Alokasi Waktu: Komedi Penggantian

Minggu, 24 Mei 2026·suasana hati: gerah tapi tajam

Kata orang, kehidupan adalah tentang pilihan. Benar—tapi itu omong kosong yang indah. Karena setiap "ya" yang kita ucapkan adalah "tidak" untuk seribu hal lain, dan kita jarang cukup jujur untuk mengakui apa yang sedang kita tolak. Seseorang memilih karir cemerlang, dia menolak kehadiran di rumah. Seseorang memilih keluarga, dia menolak amisi besar. Semua orang berdusta bahwa mereka bisa punya keduanya—dan dunia memperdayakan propaganda itu dengan keras, membisikkan bahwa manajemen waktu yang lebih baik adalah solusinya. Omong kosong. Waktu bukan yang bisa dikelola. Waktu adalah neraka yang progresif—semakin tua, semakin jelas bahwa setiap detik yang berlalu adalah masa depan yang tertutup selamanya.

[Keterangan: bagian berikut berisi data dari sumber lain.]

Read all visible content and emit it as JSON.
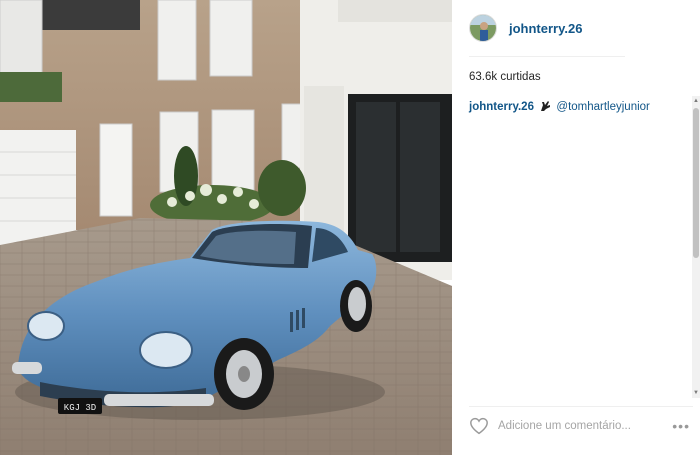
{
  "post": {
    "username": "johnterry.26",
    "likes_text": "63.6k curtidas",
    "caption": {
      "username": "johnterry.26",
      "mention": "@tomhartleyjunior"
    },
    "comment_placeholder": "Adicione um comentário...",
    "more_label": "•••",
    "plate_text": "KGJ 3D"
  },
  "icons": {
    "heart": "heart-outline-icon",
    "more": "ellipsis-icon",
    "caption_emoji": "hand-emoji-icon"
  },
  "colors": {
    "username": "#125688",
    "text": "#262626",
    "placeholder": "#a5a5a5",
    "car_body": "#6f9ec8"
  }
}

Yang menggelikan adalah cara kita menyamarkan ketakutan ini dengan kesibukan produktivitas. Kita berlari ke-sana ke-mari, menaglihkan pilihan sulit menjadi "optimisasi." Seolah-olah dengan productivity app dan morning routine yang tepat, kita bisa terbang menghindari gravitasi pilihan. Padahal, kita hanya mengalihkan perhatian—seperti tonton pertunjukan teater sambil rumah terbakar di belakang. Ledakan, bencana, kehilangan nyata terjadi setiap hari, tapi kita sibuk mengatur spreadsheet dan menjawab email pada jam 9 malam, berdusta pada diri sendiri bahwa itu "penting."

Kebijaksanaan sejati bukan tentang membuat pilihan yang sempurna. Itu mustahil. Kebijaksanaan adalah tentang memilih apa yang akan kita tolak dengan sadar, dan kemudian berdiri tegak dengan konsekuensinya tanpa menangis—tanpa berharap ada shortcut yang belum ditemukan orang lain. Kita semua punya anggaran yang sama: 24 jam per hari, dan tidak ada inflasi. Yang berbeda hanya apa yang kita anggap bernilai cukup untuk dikorbankan. Itulah satu-satunya pilihan nyata yang kita punya. Sisanya adalah teater.